A laser ....great idea that would not ugly up my new gun.....oh wait yes it would

It will have a few thousand rounds through it in the next few months however. CZ is my favorite brand. I really like the feel and the way this one looks. I am so glad I found the sale on this gun I did, I could not pass it up. I have been thinking and wondering how to make it happen. Then I saw it marked down 150 bucks and said wrap that beauty up for me.

I can't wait for spring league to begin.

RCG


----------



## group17 (Jan 4, 2010)

recoilguy said:


> I don't know much about them could you give me some details? .........J/k
> 
> I would actually like to have a Stoegar Cougar but I could not pass up this beauty.......Maybe one day you will own a CZ and i will own a Stoegar.
> 
> ...


I just came home with the compact version last night








Cougar looks like this


----------



## recoilguy (Apr 30, 2009)

I owned the compact first and would never give it up. It is my favorite all around gun ever. This one will challenge that though I think.
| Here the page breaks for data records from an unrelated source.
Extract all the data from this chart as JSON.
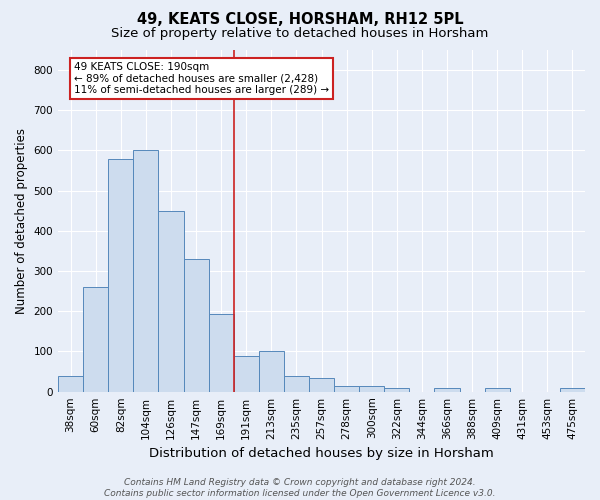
{
  "title1": "49, KEATS CLOSE, HORSHAM, RH12 5PL",
  "title2": "Size of property relative to detached houses in Horsham",
  "xlabel": "Distribution of detached houses by size in Horsham",
  "ylabel": "Number of detached properties",
  "categories": [
    "38sqm",
    "60sqm",
    "82sqm",
    "104sqm",
    "126sqm",
    "147sqm",
    "169sqm",
    "191sqm",
    "213sqm",
    "235sqm",
    "257sqm",
    "278sqm",
    "300sqm",
    "322sqm",
    "344sqm",
    "366sqm",
    "388sqm",
    "409sqm",
    "431sqm",
    "453sqm",
    "475sqm"
  ],
  "values": [
    40,
    260,
    580,
    600,
    450,
    330,
    193,
    90,
    100,
    38,
    33,
    15,
    15,
    10,
    0,
    8,
    0,
    8,
    0,
    0,
    8
  ],
  "bar_color": "#cddcee",
  "bar_edge_color": "#5588bb",
  "vline_color": "#cc2222",
  "annotation_box_text": "49 KEATS CLOSE: 190sqm\n← 89% of detached houses are smaller (2,428)\n11% of semi-detached houses are larger (289) →",
  "annotation_box_color": "#ffffff",
  "annotation_box_edge_color": "#cc2222",
  "background_color": "#e8eef8",
  "ylim": [
    0,
    850
  ],
  "yticks": [
    0,
    100,
    200,
    300,
    400,
    500,
    600,
    700,
    800
  ],
  "footer_line1": "Contains HM Land Registry data © Crown copyright and database right 2024.",
  "footer_line2": "Contains public sector information licensed under the Open Government Licence v3.0.",
  "title1_fontsize": 10.5,
  "title2_fontsize": 9.5,
  "xlabel_fontsize": 9.5,
  "ylabel_fontsize": 8.5,
  "tick_fontsize": 7.5,
  "annotation_fontsize": 7.5,
  "footer_fontsize": 6.5,
  "vline_index": 7
}
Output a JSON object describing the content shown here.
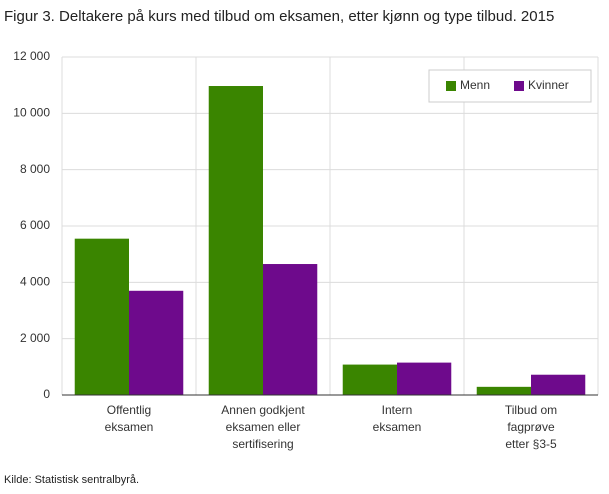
{
  "chart_data": {
    "type": "bar",
    "title": "Figur 3. Deltakere på kurs med tilbud om eksamen, etter kjønn og type tilbud. 2015",
    "source": "Kilde: Statistisk sentralbyrå.",
    "categories": [
      [
        "Offentlig",
        "eksamen"
      ],
      [
        "Annen godkjent",
        "eksamen eller",
        "sertifisering"
      ],
      [
        "Intern",
        "eksamen"
      ],
      [
        "Tilbud om",
        "fagprøve",
        "etter §3-5"
      ]
    ],
    "series": [
      {
        "name": "Menn",
        "color": "#3a8500",
        "values": [
          5550,
          10970,
          1080,
          290
        ]
      },
      {
        "name": "Kvinner",
        "color": "#6e0a8c",
        "values": [
          3700,
          4650,
          1150,
          720
        ]
      }
    ],
    "ylim": [
      0,
      12000
    ],
    "yticks": [
      {
        "value": 0,
        "label": "0"
      },
      {
        "value": 2000,
        "label": "2 000"
      },
      {
        "value": 4000,
        "label": "4 000"
      },
      {
        "value": 6000,
        "label": "6 000"
      },
      {
        "value": 8000,
        "label": "8 000"
      },
      {
        "value": 10000,
        "label": "10 000"
      },
      {
        "value": 12000,
        "label": "12 000"
      }
    ],
    "grid": true,
    "legend": "top-right"
  }
}
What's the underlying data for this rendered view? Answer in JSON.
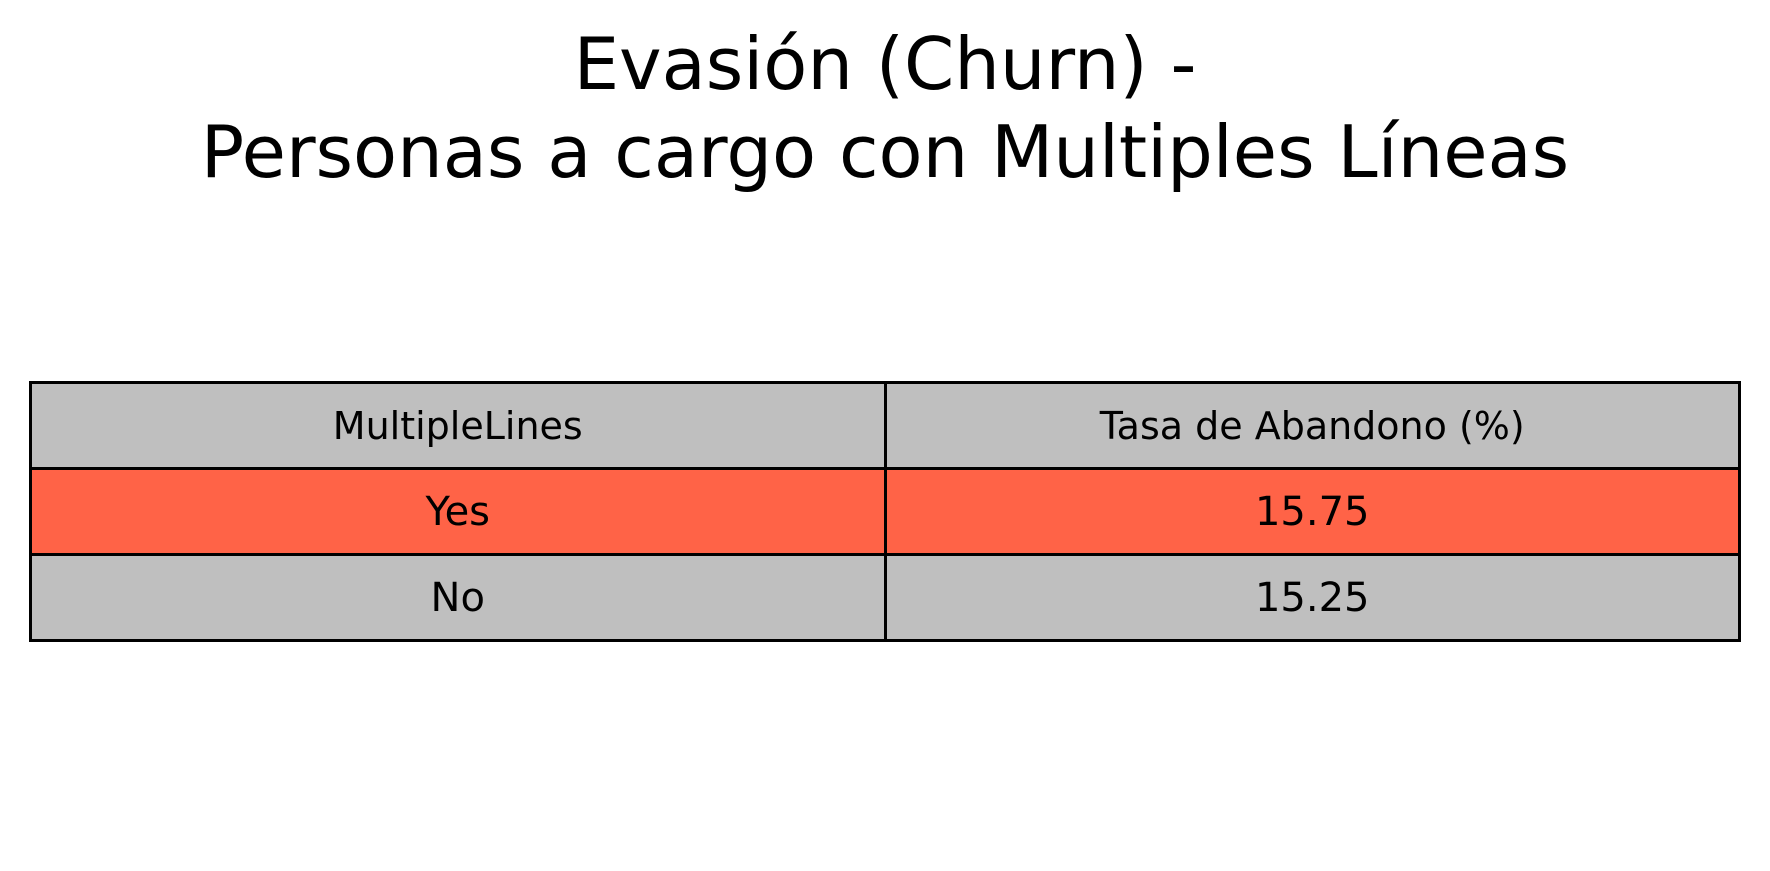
{
  "chart_data": {
    "type": "table",
    "title_lines": [
      "Evasión (Churn) -",
      "Personas a cargo con Multiples Líneas"
    ],
    "columns": [
      "MultipleLines",
      "Tasa de Abandono (%)"
    ],
    "rows": [
      {
        "cells": [
          "Yes",
          "15.75"
        ],
        "fill": "#ff6347"
      },
      {
        "cells": [
          "No",
          "15.25"
        ],
        "fill": "#bfbfbf"
      }
    ],
    "header_fill": "#bfbfbf",
    "border_color": "#000000"
  }
}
The Cougar is a nice looking weapon too. I talked to one and it told me when it grows up it wants to be a CZ...........J/K

RCG


----------



## group17 (Jan 4, 2010)

That's funny, but mine said it wants to grow up to be a "92 inox Brigadier Ghost"


----------



## dondavis3 (Aug 2, 2009)

Nice gun.

Congratulations.

:smt1099


----------



## Overkill0084 (Nov 28, 2010)

CZ deserves to be more popular than they are.
I bought the 75 BD a few weeks ago. CZ makes a fine pistol. It was decently accurate with cheap factory ammo. With reloads it likes, things get impressive. Enjoy.


----------



## dondavis3 (Aug 2, 2009)

@ recoilguy

What kind of sights are :

"I am getting FO sights put on it."

And where do you get them?

I just bought my first CZ 75 and while I love the gun - I do not care for the small sights.

:smt1099


----------